See Spot Run: Alan Markfield
Owen Gleiberman
February 28, 2001 AT 05:00 AM EST

See Spot Run

Current Status
In Season
93 minutes
Wide Release Date
David Arquette, Anthony Anderson, Leslie Bibb, Michael Clarke Duncan
John Whitesell
Village Roadshow, Warner Bros.
Warner Bros.
Dan Baron

We gave it a F

Spot, a.k.a. Agent Eleven, the bull mastiff who’s a drug sniffing FBI ”agent” in See Spot Run, doesn’t have an especially funny, ugly, or expressive face. He isn’t vicious, and he doesn’t slobber or bark or show a naughty propensity for, say, trashing people’s living rooms. (Compared with this pooch, Tom Hanks’ drooling best friend in ”Turner & Hooch” was a mountain of personality.) He may be the nicest, gentlest, blandest canine to have ever enjoyed the privilege of getting a movie named after him.

David Arquette, a graduate of the bowwow school of comic acting, shows no such modesty. When he does a trick, like letting cereal dribble out of his mouth or grinning like a smarmy stoned idiot who expects to be loved simply for grinning like a smarmy stoned idiot, you don’t know whether to pet him or beat him with a rolled up newspaper. Personally, I’d say that it was about time Arquette was leashed.

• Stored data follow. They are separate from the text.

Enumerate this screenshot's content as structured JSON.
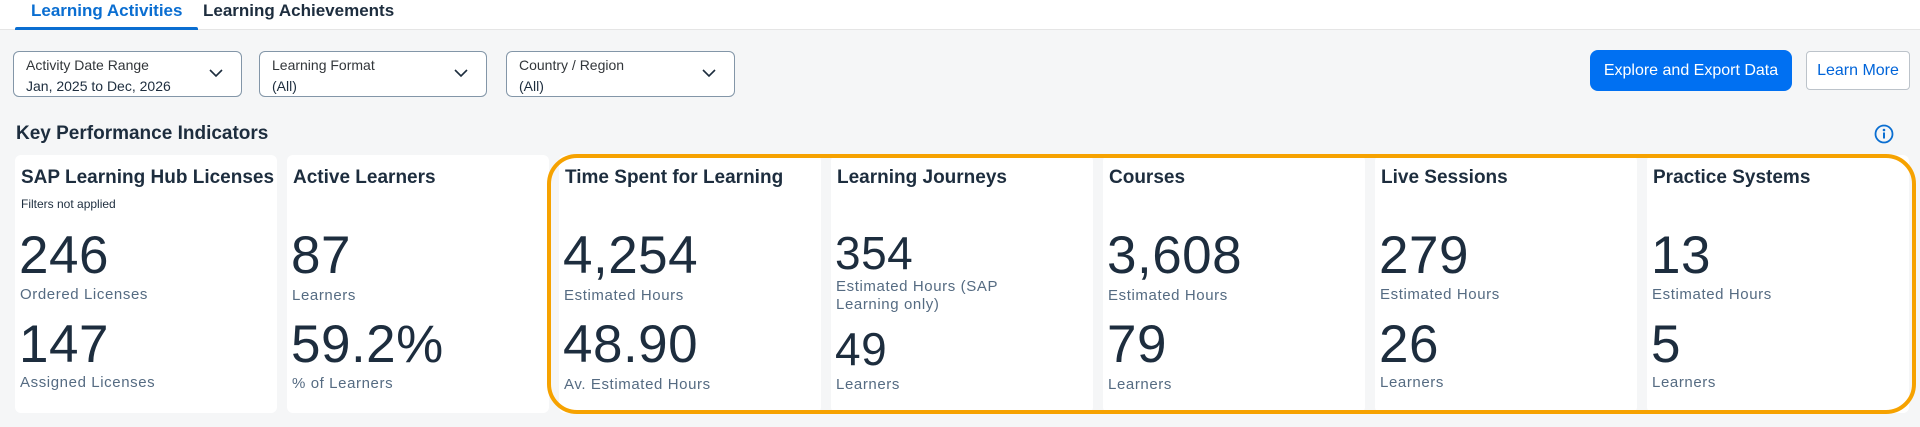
{
  "tabs": [
    {
      "label": "Learning Activities",
      "active": true
    },
    {
      "label": "Learning Achievements",
      "active": false
    }
  ],
  "filters": [
    {
      "label": "Activity Date Range",
      "value": "Jan, 2025 to Dec, 2026"
    },
    {
      "label": "Learning Format",
      "value": "(All)"
    },
    {
      "label": "Country / Region",
      "value": "(All)"
    }
  ],
  "actions": {
    "primary_label": "Explore and Export Data",
    "secondary_label": "Learn More"
  },
  "kpi_section": {
    "title": "Key Performance Indicators",
    "info_icon": "info-icon"
  },
  "cards": [
    {
      "title": "SAP Learning Hub Licenses",
      "note": "Filters not applied",
      "metric1": {
        "value": "246",
        "label": "Ordered Licenses"
      },
      "metric2": {
        "value": "147",
        "label": "Assigned Licenses"
      }
    },
    {
      "title": "Active Learners",
      "metric1": {
        "value": "87",
        "label": "Learners"
      },
      "metric2": {
        "value": "59.2%",
        "label": "% of Learners"
      }
    },
    {
      "title": "Time Spent for Learning",
      "metric1": {
        "value": "4,254",
        "label": "Estimated Hours"
      },
      "metric2": {
        "value": "48.90",
        "label": "Av. Estimated Hours"
      }
    },
    {
      "title": "Learning Journeys",
      "metric1": {
        "value": "354",
        "label": "Estimated Hours (SAP\nLearning only)"
      },
      "metric2": {
        "value": "49",
        "label": "Learners"
      }
    },
    {
      "title": "Courses",
      "metric1": {
        "value": "3,608",
        "label": "Estimated Hours"
      },
      "metric2": {
        "value": "79",
        "label": "Learners"
      }
    },
    {
      "title": "Live Sessions",
      "metric1": {
        "value": "279",
        "label": "Estimated Hours"
      },
      "metric2": {
        "value": "26",
        "label": "Learners"
      }
    },
    {
      "title": "Practice Systems",
      "metric1": {
        "value": "13",
        "label": "Estimated Hours"
      },
      "metric2": {
        "value": "5",
        "label": "Learners"
      }
    }
  ],
  "colors": {
    "accent": "#0070f2",
    "active_tab": "#0a6ed1",
    "highlight_border": "#f6a200",
    "text": "#1d2d3e",
    "subtext": "#556b82",
    "background": "#f5f6f7"
  }
}
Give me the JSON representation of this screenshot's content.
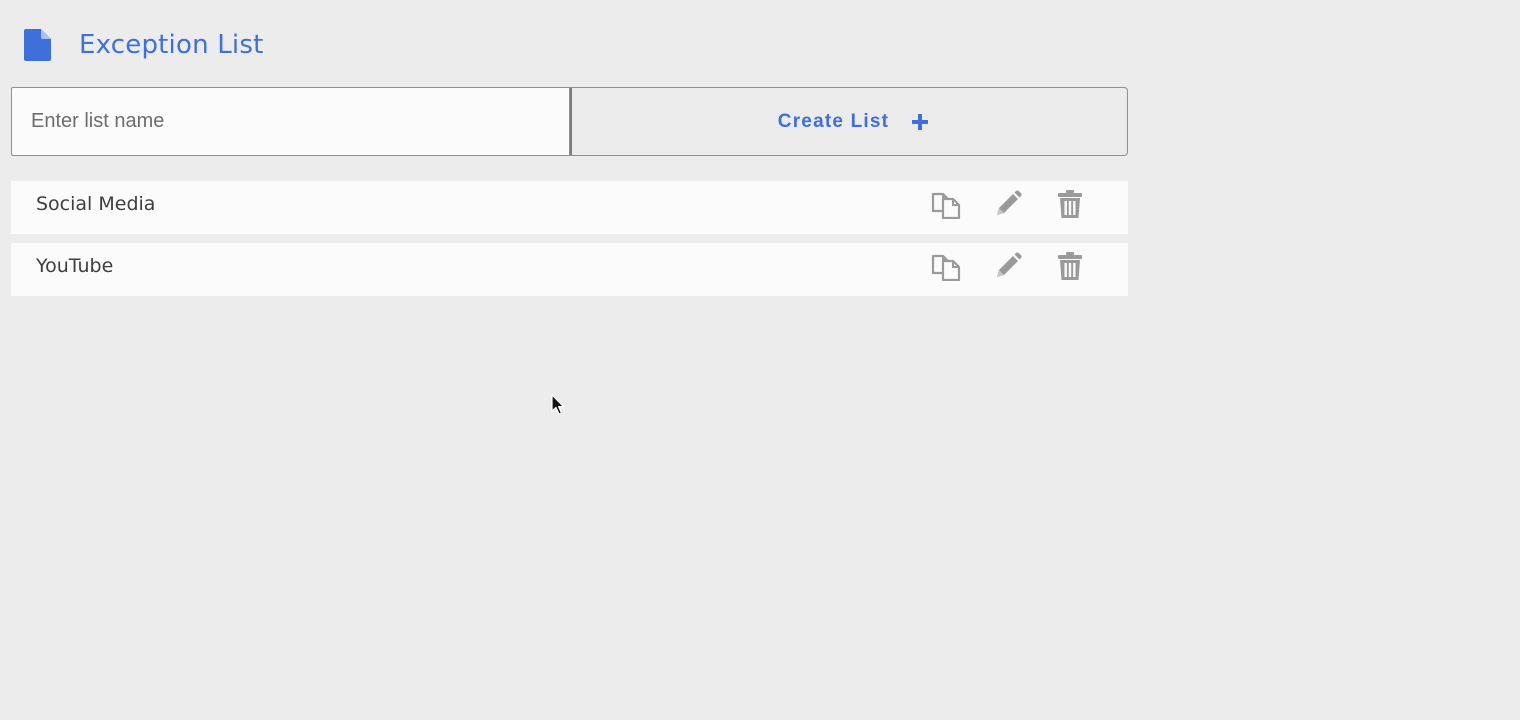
{
  "header": {
    "title": "Exception List",
    "icon": "document-icon",
    "accent": "#3f6fd9"
  },
  "create_form": {
    "input_value": "",
    "input_placeholder": "Enter list name",
    "button_label": "Create List",
    "button_icon": "plus-icon"
  },
  "lists": [
    {
      "name": "Social Media",
      "actions": [
        "copy-icon",
        "pencil-icon",
        "trash-icon"
      ]
    },
    {
      "name": "YouTube",
      "actions": [
        "copy-icon",
        "pencil-icon",
        "trash-icon"
      ]
    }
  ],
  "colors": {
    "background": "#ececec",
    "row_background": "#fbfbfb",
    "icon_gray": "#9a9a9a"
  }
}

A sub Adam Sandler ”family” caper movie, in which Arquette is teamed with a goofy tyke and with Agent Eleven, whom the Mob wants to whack (a contract out on a dog — ha ha!), ”See Spot Run” never gets going, but it’s dotted with strange seizures of humiliation. Michael Clarke Duncan, as Agent Eleven’s partner, is forced to pine for him like a giant child who has lost his daddy, and Arquette, at one point, spends several minutes trapped in a slip sliding duel with doggie doo, until he cries out in defeat, ”I’m covered in caca!” He certainly is; it’s called ”See Spot Run.”